Last July 16, as a member of the New York Mets, Floyd recorded his 13th career multi-homer game and his sixth career grand slam at Wrigley Field. Did he think then about the possibility of playing at Wrigley full time?
"No, I really didn't," Floyd said. "I always thought if I got an opportunity to do it, I'd love it. As far as going home, everybody knows the expectations go up a little higher. But I never thought about it."
He did think about the Cubs in 1991, when the Montreal Expos selected him in the first round of the draft.
"I thought I had a chance to get drafted by them out of high school in '91," said Floyd, who grew up in Chicago. "They said they didn't want to put pressure on me being a hometown guy or something like that. It kind of made sense to me. I thought, that's how it is."
Heading into last season and knowing he would be a free agent, Floyd didn't think about the Cubs. He thought he'd be back with the Mets.
"When you're with a team that's winning and things aren't going well, you aren't thinking about free agency," he said. "You're thinking about making things OK. When things fell apart there, I did think about here."

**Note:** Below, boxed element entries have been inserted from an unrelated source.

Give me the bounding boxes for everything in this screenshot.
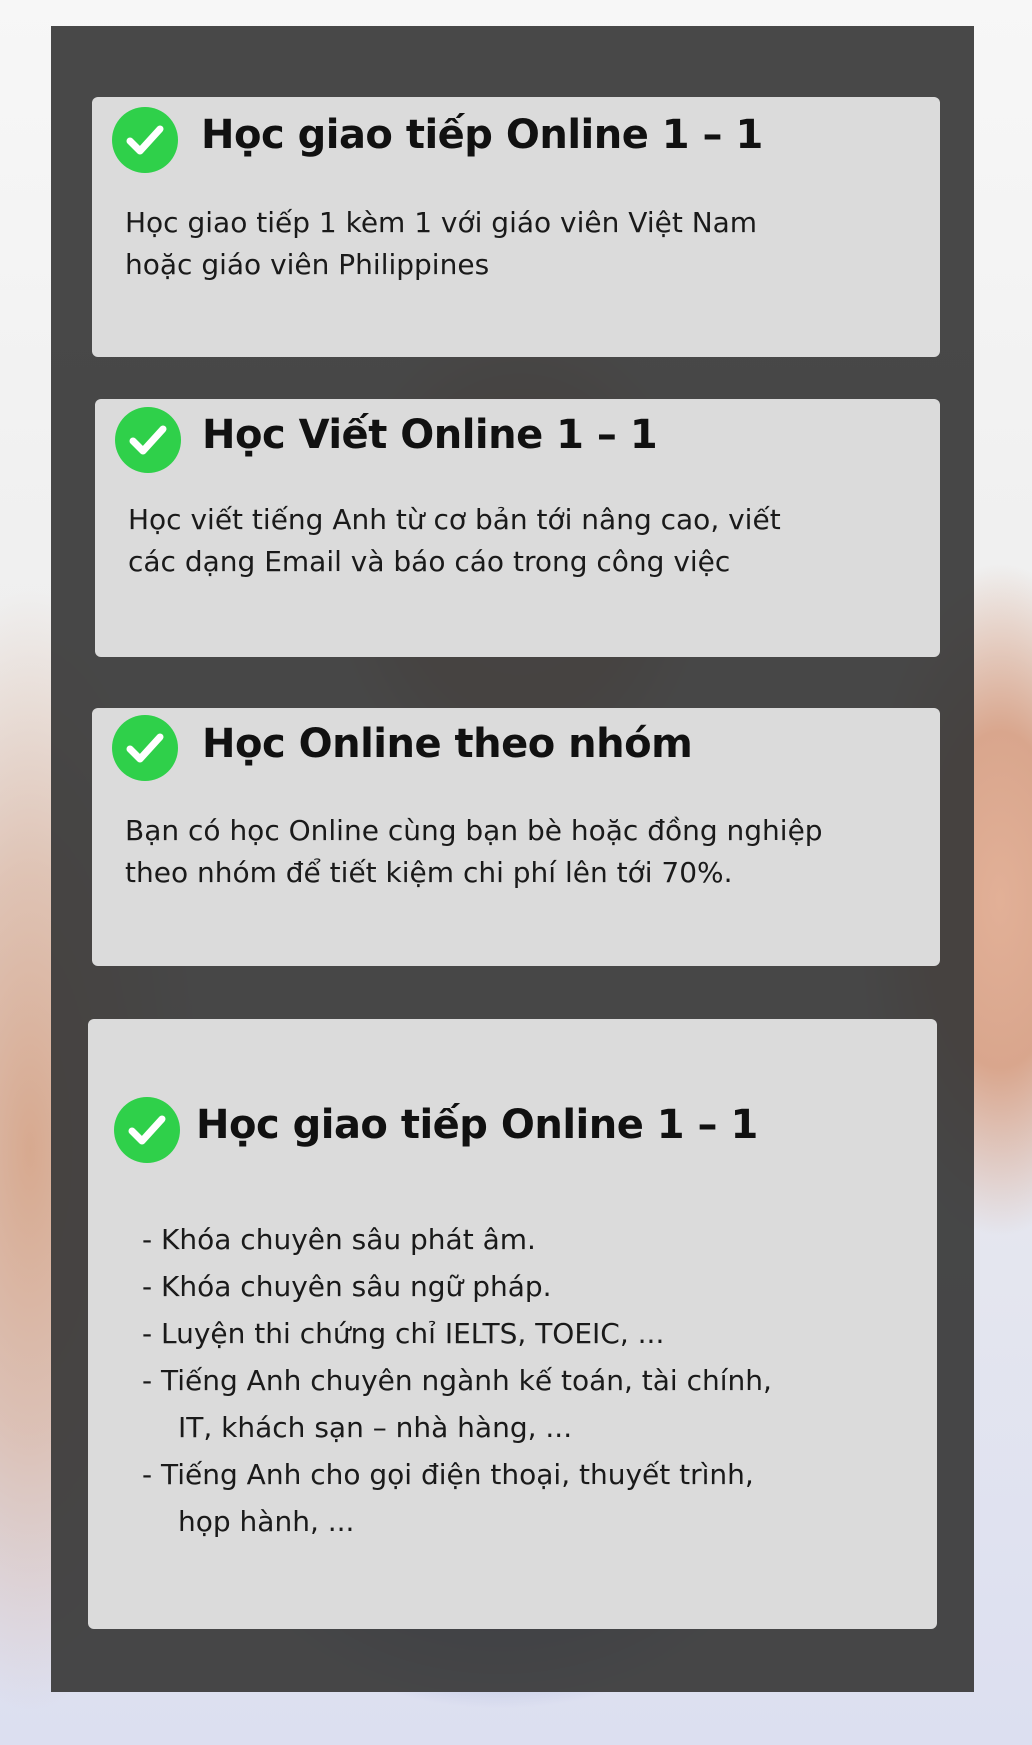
card-description-line: theo nhóm để tiết kiệm chi phí lên tới 7… [125, 856, 733, 889]
feature-card-writing: Học Viết Online 1 – 1 Học viết tiếng Anh… [95, 399, 940, 657]
check-circle-icon [112, 715, 178, 781]
list-item: - Tiếng Anh chuyên ngành kế toán, tài ch… [142, 1364, 772, 1397]
list-item-continuation: họp hành, ... [178, 1505, 355, 1538]
card-description-line: Bạn có học Online cùng bạn bè hoặc đồng … [125, 814, 823, 847]
list-item: - Khóa chuyên sâu phát âm. [142, 1223, 536, 1256]
list-item: - Luyện thi chứng chỉ IELTS, TOEIC, ... [142, 1317, 665, 1350]
check-circle-icon [112, 107, 178, 173]
card-description-line: các dạng Email và báo cáo trong công việ… [128, 545, 731, 578]
list-item: - Khóa chuyên sâu ngữ pháp. [142, 1270, 552, 1303]
card-description-line: Học viết tiếng Anh từ cơ bản tới nâng ca… [128, 503, 781, 536]
card-title: Học giao tiếp Online 1 – 1 [201, 112, 763, 158]
card-description-line: Học giao tiếp 1 kèm 1 với giáo viên Việt… [125, 206, 758, 239]
card-title: Học Viết Online 1 – 1 [202, 412, 658, 458]
card-title: Học giao tiếp Online 1 – 1 [196, 1102, 758, 1148]
feature-card-courses: Học giao tiếp Online 1 – 1 - Khóa chuyên… [88, 1019, 937, 1629]
card-title: Học Online theo nhóm [202, 721, 693, 767]
feature-card-group: Học Online theo nhóm Bạn có học Online c… [92, 708, 940, 966]
course-list: - Khóa chuyên sâu phát âm. - Khóa chuyên… [142, 1216, 772, 1545]
features-panel: Học giao tiếp Online 1 – 1 Học giao tiếp… [51, 26, 974, 1692]
feature-card-communication: Học giao tiếp Online 1 – 1 Học giao tiếp… [92, 97, 940, 357]
check-circle-icon [114, 1097, 180, 1163]
check-circle-icon [115, 407, 181, 473]
list-item-continuation: IT, khách sạn – nhà hàng, ... [178, 1411, 573, 1444]
card-description-line: hoặc giáo viên Philippines [125, 248, 490, 281]
list-item: - Tiếng Anh cho gọi điện thoại, thuyết t… [142, 1458, 754, 1491]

Extra bases: When Pie does get to the big leagues, Piniella said he expects him to bat second or eighth. ... Buck Coats had three hits Thursday, and Daryle Ward hit his first spring homer, a tiebreaking solo shot in the seventh off Trevor Hoffman. ... The Cubs will likely make roster moves after Sunday's game, or Monday's, and could re-assign as many as 15 players from the 58 in camp. ... Soriano, Matt Murton and Angel Pagan were working on their throws early Thursday at HoHoKam Park with outfield coach Mike Quade.
On deck: The Cubs will play two on Friday with split-squad games at Surprise, Ariz., against Texas at 2:05 p.m. CT, and at HoHoKam Park in Mesa against San Diego, also at 2:05. Cotts is slated to make his first start for the Cubs in Surprise, while Hill will start in Mesa. The home game will be televised on Comcast Sports Net, and can be seen live on MLB.TV.
Carrie Muskat is a reporter for MLB.com. This story was not subject to the approval of Major League Baseball or its clubs.